Sekolah Sabat 23 Mei 2019 - Berjuang untuk Anak Anda yang Hilang

Berjuang untuk Anak Anda yang Hilang

Baca Amsal 22: 6. Apakah pengertian Anda mengenai ayat ini? Apakah ini adalah satu jaminan, satu janji, atau satu kemungkinan?
Kadang-kadang sebagai orang tua Anda melakukan apa yang seharusnya dilakukan—meluangkan waktu untuk mengajar anak-anak Anda mengenai hal-hal yang baik, hidup menurut pengetahuan Anda mengenai Allah, mengirim mereka ke sekolah-sekolah yang baik, datang ke gereja secara teratur, terlibat dalam pekerjaan misi dengan mereka—dan pada akhirnya mereka meninggalkan iman di mana Anda membesarkan mereka. Perasaan sakit sangat menyiksa, dan Anda tidak pernah berhenti mengkhawatirkan akan keselamatan mereka. Penyebabnya bukanlah kesalahan orang tua. Anak-anak memiliki pikiran mereka sendiri dan akhirnya bertanggung jawab kepada Allah akan tindakan mereka.

Beberapa orang mengambil kata-kata “ketika dia sudah tua dia tidak akan meninggalkannya” sebagai sebuah janji, jaminan bahwa pengasuhan yang tepat akan selalu menghasilkan keselamatan bagi anak mereka. Tetapi kitab Amsal sering memberi kita asas dan tidak selalu merupakan janji tanpa syarat. Apa yang bisa kita ambil dari teks ini adalah jaminan bahwa pelajaran yang dipelajari di masa kecil akan berlangsung seumur hidup. Setiap anak akan mencapai usia ketika mereka menerima warisan orang tua mereka sebagai milik mereka atau mereka akan menolaknya. Orang tua yang berhati-hati memberikan anak-anak mereka pelatihan dengan memiliki keyakinan bahwa apa yang mereka ajarkan kepada anak-anak mereka akan selalu ada bersama mereka, dan ketika anak-anak mereka pergi, benih yang mereka tanam di dalam hati mereka akan terus berada di dalam mereka. Menjadi orang tua yang baik adalah pilihan kita; bagaimana kelak anak kita nanti adalah pilihan mereka.

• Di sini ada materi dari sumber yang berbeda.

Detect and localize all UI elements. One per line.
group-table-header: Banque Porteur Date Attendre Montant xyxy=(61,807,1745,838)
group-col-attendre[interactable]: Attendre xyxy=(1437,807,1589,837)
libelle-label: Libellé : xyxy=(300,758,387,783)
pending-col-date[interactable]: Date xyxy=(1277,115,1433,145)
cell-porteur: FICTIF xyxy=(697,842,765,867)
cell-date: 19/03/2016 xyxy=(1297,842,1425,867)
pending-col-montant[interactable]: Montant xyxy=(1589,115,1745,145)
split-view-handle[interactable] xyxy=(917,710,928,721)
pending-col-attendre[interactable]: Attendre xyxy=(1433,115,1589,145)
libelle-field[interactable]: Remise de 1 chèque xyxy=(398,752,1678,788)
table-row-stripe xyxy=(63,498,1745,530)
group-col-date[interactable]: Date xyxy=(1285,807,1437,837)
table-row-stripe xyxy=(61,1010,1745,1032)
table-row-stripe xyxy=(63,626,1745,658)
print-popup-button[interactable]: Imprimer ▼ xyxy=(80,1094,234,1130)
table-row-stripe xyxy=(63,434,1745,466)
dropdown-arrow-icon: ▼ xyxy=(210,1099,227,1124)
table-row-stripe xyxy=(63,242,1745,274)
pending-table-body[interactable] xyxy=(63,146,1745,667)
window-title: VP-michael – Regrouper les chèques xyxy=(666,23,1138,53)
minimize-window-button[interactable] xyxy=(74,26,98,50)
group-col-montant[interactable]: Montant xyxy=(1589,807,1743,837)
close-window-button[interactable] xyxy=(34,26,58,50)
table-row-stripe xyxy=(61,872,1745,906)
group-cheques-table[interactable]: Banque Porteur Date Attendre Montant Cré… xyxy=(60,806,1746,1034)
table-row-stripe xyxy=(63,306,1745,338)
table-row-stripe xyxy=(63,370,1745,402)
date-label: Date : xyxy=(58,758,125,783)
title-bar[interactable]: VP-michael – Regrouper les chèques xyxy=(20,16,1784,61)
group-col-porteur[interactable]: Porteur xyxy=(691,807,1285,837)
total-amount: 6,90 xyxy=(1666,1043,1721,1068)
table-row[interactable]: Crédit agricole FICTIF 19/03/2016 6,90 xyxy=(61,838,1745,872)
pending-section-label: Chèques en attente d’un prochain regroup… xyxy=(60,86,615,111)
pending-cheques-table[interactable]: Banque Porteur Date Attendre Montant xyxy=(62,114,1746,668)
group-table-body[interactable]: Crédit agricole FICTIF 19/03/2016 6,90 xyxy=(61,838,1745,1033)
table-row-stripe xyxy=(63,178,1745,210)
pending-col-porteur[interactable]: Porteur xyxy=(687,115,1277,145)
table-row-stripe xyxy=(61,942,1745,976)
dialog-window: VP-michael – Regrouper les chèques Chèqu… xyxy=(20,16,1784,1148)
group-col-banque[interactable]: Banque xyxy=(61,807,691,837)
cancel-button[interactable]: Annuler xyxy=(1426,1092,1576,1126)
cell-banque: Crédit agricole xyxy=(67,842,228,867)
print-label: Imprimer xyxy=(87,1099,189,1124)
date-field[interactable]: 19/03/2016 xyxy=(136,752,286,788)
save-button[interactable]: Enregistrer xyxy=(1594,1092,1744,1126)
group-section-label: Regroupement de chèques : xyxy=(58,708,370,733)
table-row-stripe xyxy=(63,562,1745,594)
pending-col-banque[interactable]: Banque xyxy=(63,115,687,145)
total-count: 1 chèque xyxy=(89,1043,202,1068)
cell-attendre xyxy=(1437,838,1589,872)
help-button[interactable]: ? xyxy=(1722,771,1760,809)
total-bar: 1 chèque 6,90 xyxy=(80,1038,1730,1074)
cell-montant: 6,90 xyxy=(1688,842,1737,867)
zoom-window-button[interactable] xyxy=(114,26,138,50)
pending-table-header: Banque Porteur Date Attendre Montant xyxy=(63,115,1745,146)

Apakah yang seharusnya orang tua lakukan ketika seorang anak tersesat? Bawalah anak Anda kepada Allah dalam doa yang sungguh-sungguh. Jika ada orang yang mengerti kesedihan Anda, itu adalah Allah, yang bermiliar orang anak-anak-Nya telah berbalik membelakangi-Nya, orang tua yang sempurna. Anda dapat mendukung anak-anak Anda yang hilang dengan cinta dan doa dan siap untuk berdiri di samping mereka sewaktu mereka bergumul dengan Tuhan.

Jangan malu untuk meminta pertolongan dan doa, jangan salahkan diri Anda, dan jangan terlalu terpusat pada anak tersebut sehingga Anda melupakan anggota keluarga yang lain. Mengasuh anak yang hilang dapat mengakibatkan rumah tangga Anda menjadi terbagi; jadi, bangun satu kesatuan dengan pasangan Anda dan tetapkan batas-batas yang jelas untuk anak Anda tersebut. Ingat bahwa Allah lebih mengasihi anak Anda, lihatlah masa depan yang cerah, dan terimalah bahwa Allah sedang bekerja di dalam anak Anda.

Sangat alami dalam situasi seperti itu untuk menyalahkan diri sendiri. Dan bahkan jika Anda melakukan kesalahan, mengapakah lebih baik fokus pada masa depan dan janji-janji Tuhan? Lihat Flp. 3: 13.